A new kind of hands-free crutch aimed at helping injured people avoid obstacles typically associated with using crutches to get around has been developed by the students at Purdue University (PurdueU). Injured people are able to retain a natural movement, keep pressure away from the injury and avoid other obstacles typically associated with crutches. The founders of the device, Brett Adams, Sameer Saiya, Nikko Sadural, Jeff Cargill, Junyan Lim, and Andrew Fan, all graduated from Purdue’s School of Mechanical Engineering in May 2016. Their diverse backgrounds, passion and entrepreneurial spirit sparked a conversation on what they can do to solve a problem in today’s world. They began developing Clutch Crutch during their time as undergraduate students at Purdue.

According to Orthogate, crutches can cause nerve ending damage in the armpits, skin irritation and joint and muscle pain. Crutches also tend to cause slipping and falling.
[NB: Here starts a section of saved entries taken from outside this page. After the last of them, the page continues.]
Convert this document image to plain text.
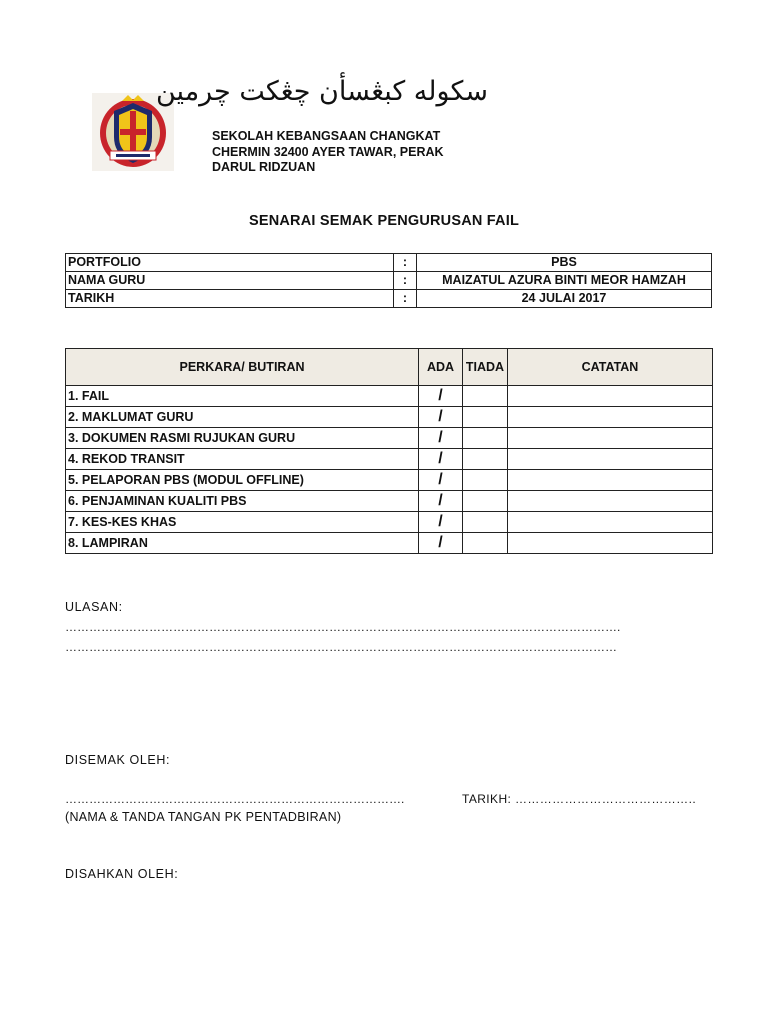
سکوله کبڠسأن چڠکت چرمين
SEKOLAH KEBANGSAAN CHANGKAT
CHERMIN 32400 AYER TAWAR, PERAK
DARUL RIDZUAN
SENARAI SEMAK PENGURUSAN FAIL
PORTFOLIO	:	PBS
NAMA GURU	:	MAIZATUL AZURA BINTI MEOR HAMZAH
TARIKH	:	24 JULAI 2017
PERKARA/ BUTIRAN	ADA	TIADA	CATATAN
1. FAIL	/		
2. MAKLUMAT GURU	/		
3. DOKUMEN RASMI RUJUKAN GURU	/		
4. REKOD TRANSIT	/		
5. PELAPORAN PBS (MODUL OFFLINE)	/		
6. PENJAMINAN KUALITI PBS	/		
7. KES-KES KHAS	/		
8. LAMPIRAN	/		
ULASAN:
………………………………………………………………………………………………………………………….
…………………………………………………………………………………………………………………………
DISEMAK OLEH:
………………………………………………………………………….
(NAMA & TANDA TANGAN PK PENTADBIRAN)
TARIKH: ……………………………………..
DISAHKAN OLEH:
The Clutch Crutch team wanted to ensure that their new device solved these problems. The device should not slip on icy surfaces, it should not be hard to take on and off, it should not constrict any major blood vessel, nerve endings or glands, and the user should be able to comfortably stand and move using it without needing excessive energy.

The team used that as a guide to designing their prototype. They aimed to design a device that redirects the pressure to the quadriceps, the muscle at the front of the thigh. The quadriceps is a relatively strong muscle compared with the rest of the body and would be able to provide adequate support without causing any nerve ending damage or adding pressure to the injury.

Creating a prototype took time and a lot of deliberations. Nevertheless, they were successful in producing a prototype that fit all their requirements. The team has also developed an application which could be used alongside the Clutch Crutch to provide doctors with real-time data on how much force is being placed on the injured leg to aid in tracking progress.

An existing alternative to crutches is the knee scooter; however, that ends up putting a lot of pressure on the knee, which can be damaging. Additionally, the Clutch Crutch allows the injured person to walk easily on different terrains and even stairs. Their work aligns with Purdue's Giant Leaps celebration, celebrating the university’s global advancements in health as part of Purdue’s 150th anniversary. This is one of the four themes of the yearlong celebration’s Ideas Festival, designed to showcase Purdue as an intellectual center solving real-world issues. The Clutch Crutch team worked with the Purdue Office of Technology Commercialization to file a patent on the innovation, and they are looking for partners to continue developing it.